Nonetheless, unrest-related losses of crude from Libya’s largest oilfield – similar in quality to Nigerian and North Sea grades – have offset this.
El Sharara, which produces 315,000 barrels per day, was taken over on Dec. 8 by groups of tribesmen, armed protesters and state guards, and traders say it remains shut.
Libya is not the only place where supply is falling short. Lower supply of Algerian Saharan Blend, as well as a smaller export schedule for Kazakhstan’s CPC Blend, has drawn a number of Nigerian cargoes to northwest Europe.
There, as well as the gains seen in Forties and the other four crudes that underpin dated Brent, traders say the less visible North Sea crudes are already sold out for next month, reflecting a tighter market.
Indicating the same, Brent crude futures for immediate delivery are trading at a premium to the second month LCOc1-LCOc2, as are the short-term Brent swaps called contracts for differences used to price dated Brent, the benchmark used around the world for physical oil trades.
This structure, called backwardation, is a sign of tight supply boosting the value of oil for delivery soon. But the rest of the Brent futures curve to mid-2019 is in the opposite structure, contango, suggesting ample supply.
Some traders do not expect the strength to last, saying supply in the West African market is not tight.
Not all West African crude differentials have risen – those for heavier Angolan grades are down, JBC’s Reid said, adding that poor refinery profit margins in a number of regions were a downside risk.
In addition, this kind of market structure in the CFDs can act as a double-edged sword, traders say.

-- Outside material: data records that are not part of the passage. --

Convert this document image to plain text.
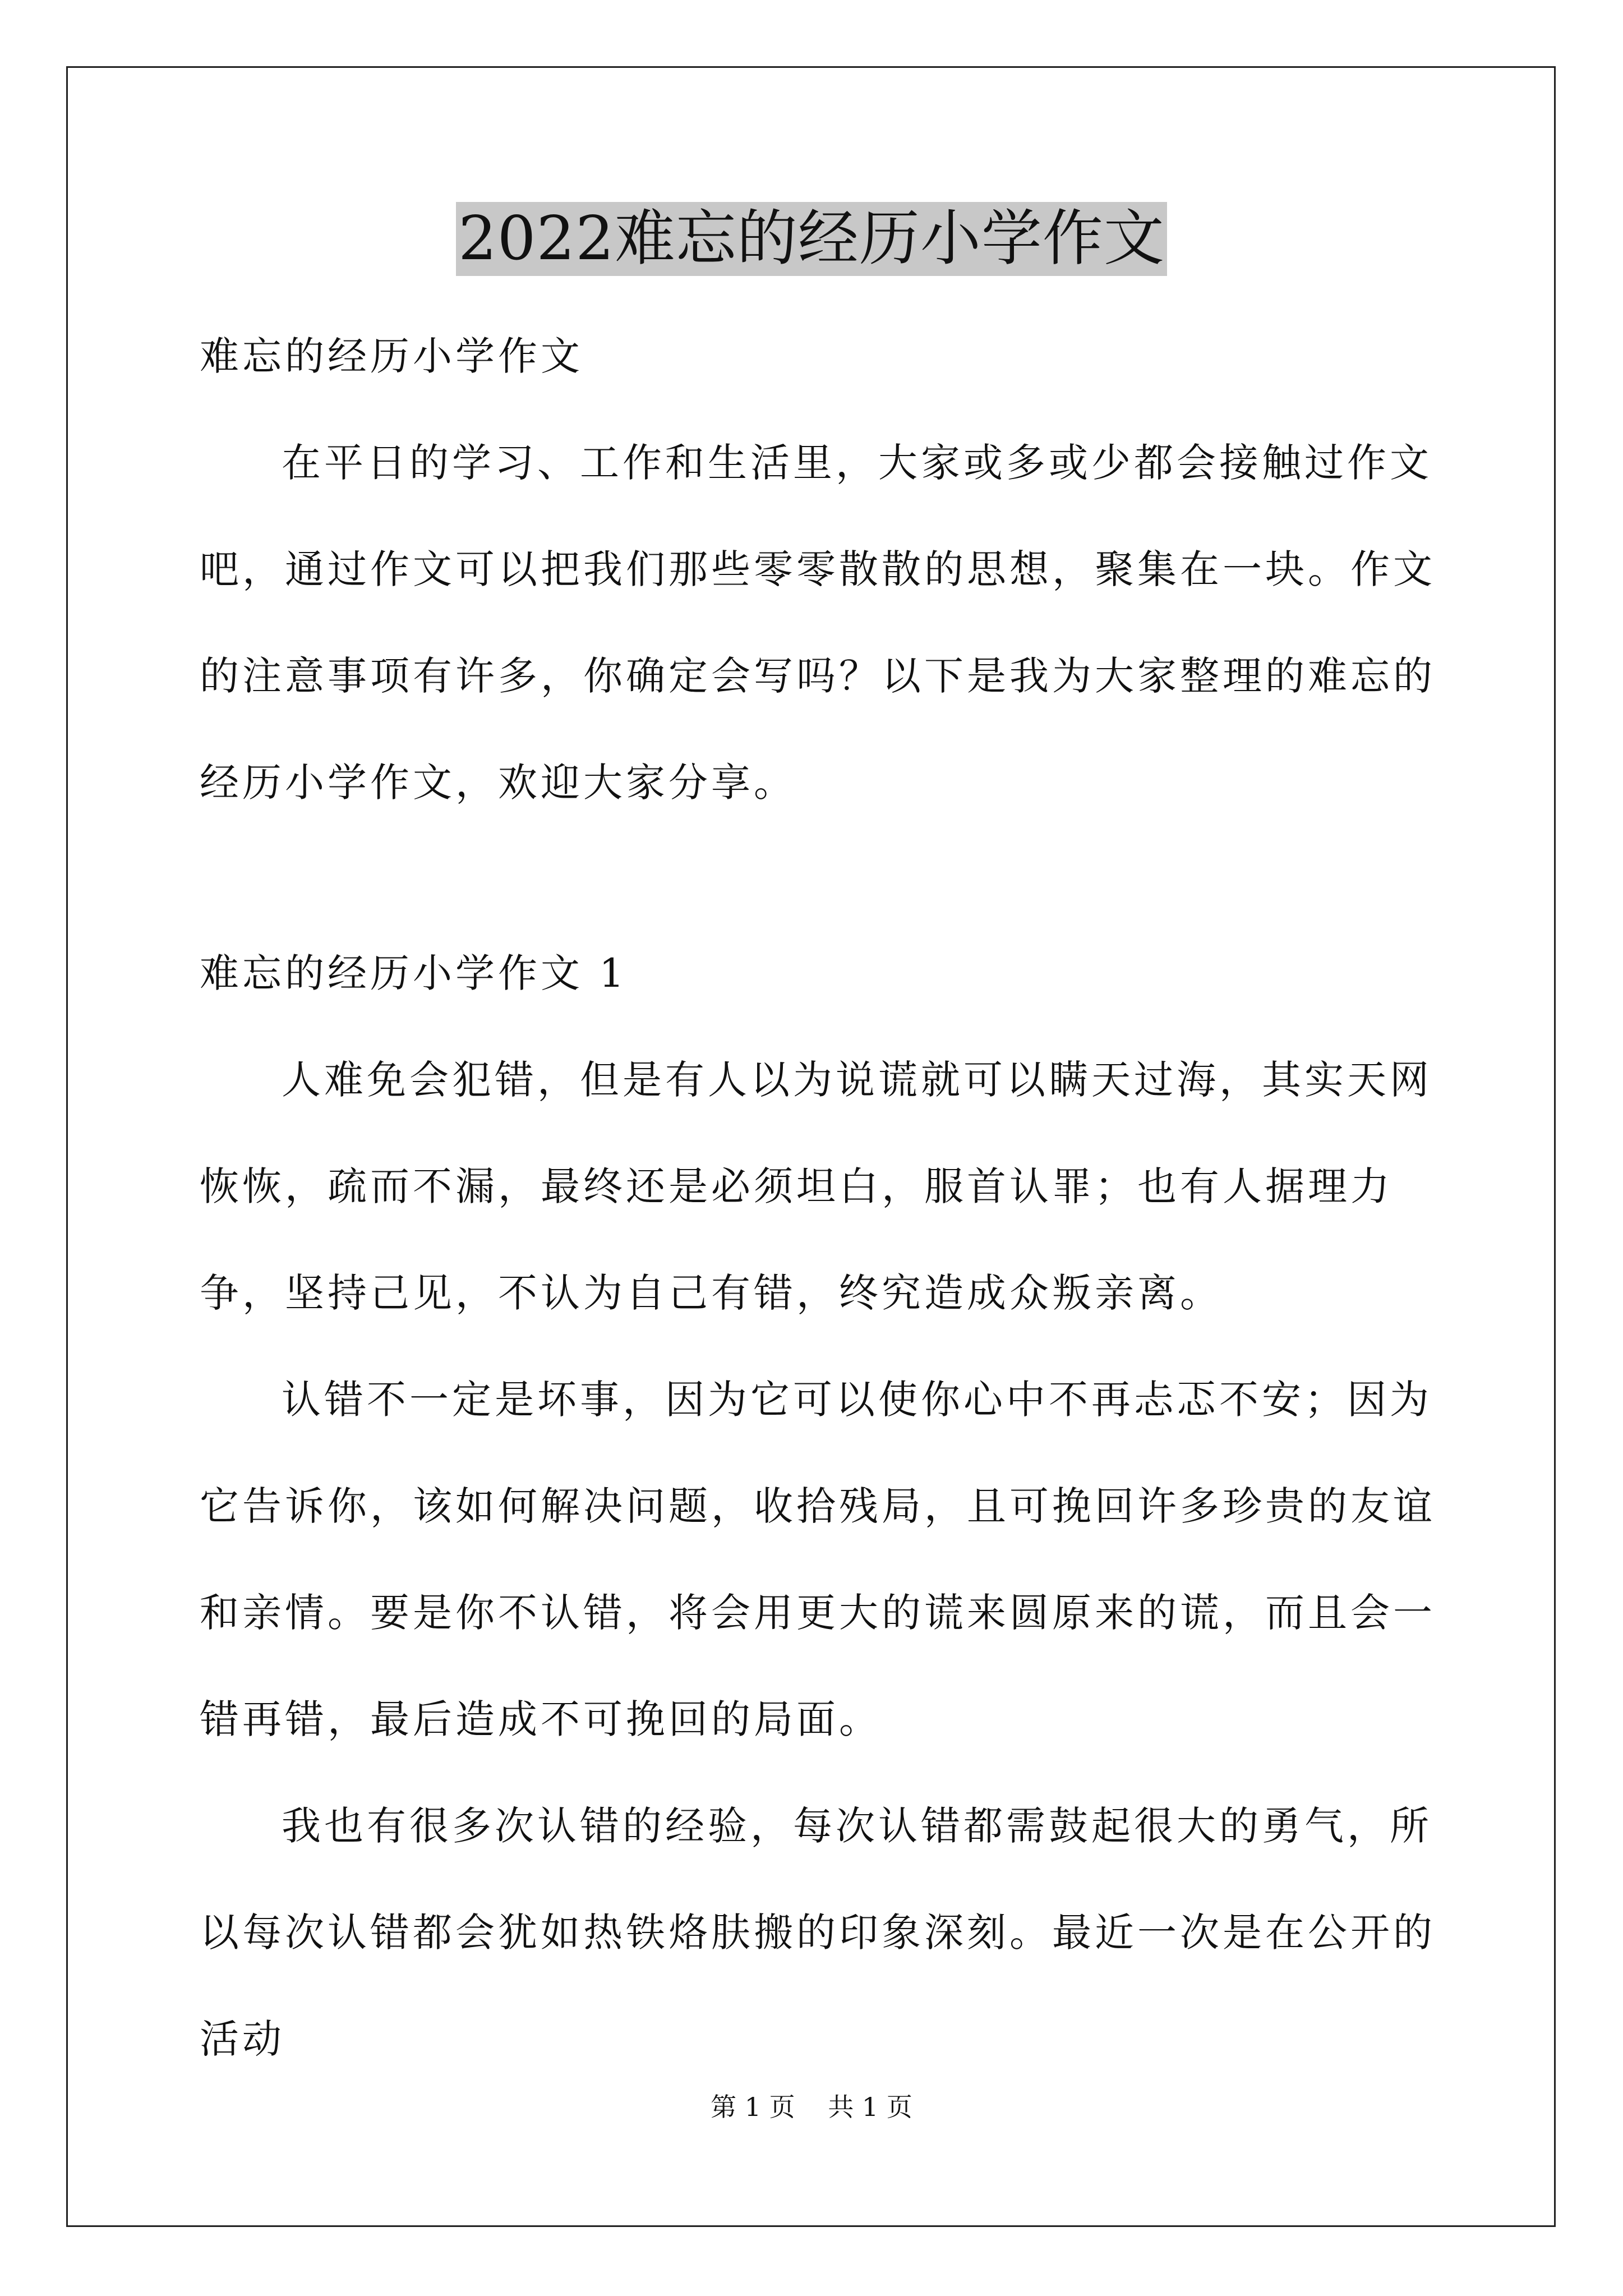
2022难忘的经历小学作文

难忘的经历小学作文

在平日的学习、工作和生活里，大家或多或少都会接触过作文吧，通过作文可以把我们那些零零散散的思想，聚集在一块。作文的注意事项有许多，你确定会写吗？以下是我为大家整理的难忘的经历小学作文，欢迎大家分享。

难忘的经历小学作文 1

人难免会犯错，但是有人以为说谎就可以瞒天过海，其实天网恢恢，疏而不漏，最终还是必须坦白，服首认罪；也有人据理力争，坚持己见，不认为自己有错，终究造成众叛亲离。

认错不一定是坏事，因为它可以使你心中不再忐忑不安；因为它告诉你，该如何解决问题，收拾残局，且可挽回许多珍贵的友谊和亲情。要是你不认错，将会用更大的谎来圆原来的谎，而且会一错再错，最后造成不可挽回的局面。

我也有很多次认错的经验，每次认错都需鼓起很大的勇气，所以每次认错都会犹如热铁烙肤搬的印象深刻。最近一次是在公开的活动

第 1 页 共 1 页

Having oil sitting idle on a tanker for the journey from West Africa or from the North Sea to the heart of the Chinese teapot industry in Shandong becomes expensive when the market is in backwardation.
“The irony is with backwardation now creeping into the CFDs, my guess is we won’t see any further price rises,” another trader said. “It takes value out of delivered-based pricing shorts.”
Even so, sellers are enjoying the moment. Qua Iboe is being offered as high as dated Brent plus $2.50 by some cargo owners. A trade at that level would be the highest since 2014, according to Refinitiv Eikon data.
“Sellers are very bullish,” a third trader said. “I’m a bit flummoxed as the fundamentals don’t support it.”